AWS Relational Database Service (RDS) Certificates
AWS RDS Certificates​
note
MySQL, PostgreSQL, and Redshift in AWS currently utilize a TLS certificate issued from an AWS root certificate authority that is not publicly trusted. The steps described below are required when attempting to connect to MySQL, PostgreSQL, and Redshift in AWS.
To install all of the possible CA Certificates for AWS RDS databases, follow the instructions and use the commands described below.
- Transition to a root session so you have root access.
sudo su
- Run the following commands to download the CA certificate bundle from AWS, split it into a set of
.crtfiles, and then update the local trust store with all of these files.
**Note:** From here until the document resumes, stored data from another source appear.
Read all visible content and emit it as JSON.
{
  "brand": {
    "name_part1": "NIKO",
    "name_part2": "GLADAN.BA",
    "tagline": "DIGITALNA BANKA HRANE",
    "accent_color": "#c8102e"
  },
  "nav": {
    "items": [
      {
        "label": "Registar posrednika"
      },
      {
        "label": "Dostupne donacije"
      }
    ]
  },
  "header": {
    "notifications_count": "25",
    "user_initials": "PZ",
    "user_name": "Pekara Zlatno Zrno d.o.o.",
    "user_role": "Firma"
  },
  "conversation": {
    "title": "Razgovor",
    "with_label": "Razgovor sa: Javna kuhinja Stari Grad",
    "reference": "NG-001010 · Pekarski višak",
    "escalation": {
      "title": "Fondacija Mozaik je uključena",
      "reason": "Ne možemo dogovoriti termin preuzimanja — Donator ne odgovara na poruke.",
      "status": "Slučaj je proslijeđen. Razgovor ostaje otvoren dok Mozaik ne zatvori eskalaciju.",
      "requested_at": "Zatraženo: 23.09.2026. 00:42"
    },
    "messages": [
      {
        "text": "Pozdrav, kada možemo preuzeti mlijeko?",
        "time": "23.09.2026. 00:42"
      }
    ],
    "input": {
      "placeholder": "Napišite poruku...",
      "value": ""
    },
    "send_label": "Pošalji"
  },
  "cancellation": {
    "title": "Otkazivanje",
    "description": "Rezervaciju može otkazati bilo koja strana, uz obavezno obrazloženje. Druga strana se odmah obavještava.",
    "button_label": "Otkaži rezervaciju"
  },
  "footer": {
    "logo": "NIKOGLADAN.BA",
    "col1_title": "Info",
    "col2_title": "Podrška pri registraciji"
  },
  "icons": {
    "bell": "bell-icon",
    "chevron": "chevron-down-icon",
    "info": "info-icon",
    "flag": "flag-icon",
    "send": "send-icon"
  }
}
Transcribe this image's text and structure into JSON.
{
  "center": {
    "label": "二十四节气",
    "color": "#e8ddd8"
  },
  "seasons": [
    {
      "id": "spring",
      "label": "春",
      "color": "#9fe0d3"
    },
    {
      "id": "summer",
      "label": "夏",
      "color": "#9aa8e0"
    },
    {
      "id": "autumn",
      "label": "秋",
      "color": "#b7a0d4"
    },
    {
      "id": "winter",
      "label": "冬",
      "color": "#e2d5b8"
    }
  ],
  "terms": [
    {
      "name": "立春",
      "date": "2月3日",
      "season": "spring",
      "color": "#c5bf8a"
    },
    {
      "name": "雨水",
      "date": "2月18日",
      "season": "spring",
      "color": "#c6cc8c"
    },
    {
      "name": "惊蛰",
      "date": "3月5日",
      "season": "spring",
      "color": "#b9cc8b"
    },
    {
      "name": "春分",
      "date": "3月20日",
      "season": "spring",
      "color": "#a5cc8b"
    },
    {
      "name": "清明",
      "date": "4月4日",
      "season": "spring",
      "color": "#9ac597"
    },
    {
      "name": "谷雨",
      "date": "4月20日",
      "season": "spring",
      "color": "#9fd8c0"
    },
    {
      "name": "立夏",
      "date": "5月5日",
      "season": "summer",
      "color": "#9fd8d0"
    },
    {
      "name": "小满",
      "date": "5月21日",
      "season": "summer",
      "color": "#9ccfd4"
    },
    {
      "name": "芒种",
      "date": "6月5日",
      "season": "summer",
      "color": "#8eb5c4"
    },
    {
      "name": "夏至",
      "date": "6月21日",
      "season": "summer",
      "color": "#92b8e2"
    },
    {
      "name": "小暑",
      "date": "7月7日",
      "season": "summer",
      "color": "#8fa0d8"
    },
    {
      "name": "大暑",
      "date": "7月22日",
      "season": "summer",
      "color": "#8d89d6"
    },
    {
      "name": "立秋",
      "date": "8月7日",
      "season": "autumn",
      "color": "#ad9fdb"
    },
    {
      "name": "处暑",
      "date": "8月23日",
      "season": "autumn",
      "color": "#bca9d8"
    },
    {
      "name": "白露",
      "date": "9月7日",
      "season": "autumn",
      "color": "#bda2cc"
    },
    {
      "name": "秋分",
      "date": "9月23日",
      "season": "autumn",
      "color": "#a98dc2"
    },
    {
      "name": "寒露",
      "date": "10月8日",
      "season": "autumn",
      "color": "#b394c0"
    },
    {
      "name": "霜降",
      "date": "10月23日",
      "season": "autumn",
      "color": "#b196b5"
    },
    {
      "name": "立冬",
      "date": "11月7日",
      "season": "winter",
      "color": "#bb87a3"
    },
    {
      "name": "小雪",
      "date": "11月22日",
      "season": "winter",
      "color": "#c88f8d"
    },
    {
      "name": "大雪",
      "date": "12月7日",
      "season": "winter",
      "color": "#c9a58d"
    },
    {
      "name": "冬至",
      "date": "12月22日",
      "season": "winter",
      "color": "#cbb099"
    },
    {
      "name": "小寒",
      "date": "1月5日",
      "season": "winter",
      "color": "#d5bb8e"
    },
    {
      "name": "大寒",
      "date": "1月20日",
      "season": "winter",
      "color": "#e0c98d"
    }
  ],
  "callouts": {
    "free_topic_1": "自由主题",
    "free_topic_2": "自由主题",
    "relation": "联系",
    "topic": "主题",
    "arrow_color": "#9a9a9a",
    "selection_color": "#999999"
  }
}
apt update ; apt install -y ca-certificates curl
rm -f /tmp/global-bundle.pem
curl https://truststore.pki.rds.amazonaws.com/global/global-bundle.pem -o /tmp/global-bundle.pem
csplit -s -z -f /usr/local/share/ca-certificates/aws-rds /tmp/global-bundle.pem '/-----BEGIN CERTIFICATE-----/' '{*}'
for file in /usr/local/share/ca-certificates/aws-rds*; do mv -- "$file" "${file%}.crt"; done
update-ca-certificates
- After running this command, you should see the following output:
Updating certificates in /etc/ssl/certs...
118 added, 0 removed; done.
- Ensure you exit your root session.
exit
note
Make sure to follow the above instructions for each virtual machine running Client Workloads that needs access to AWS MySQL, PostgreSQL, or Redshift.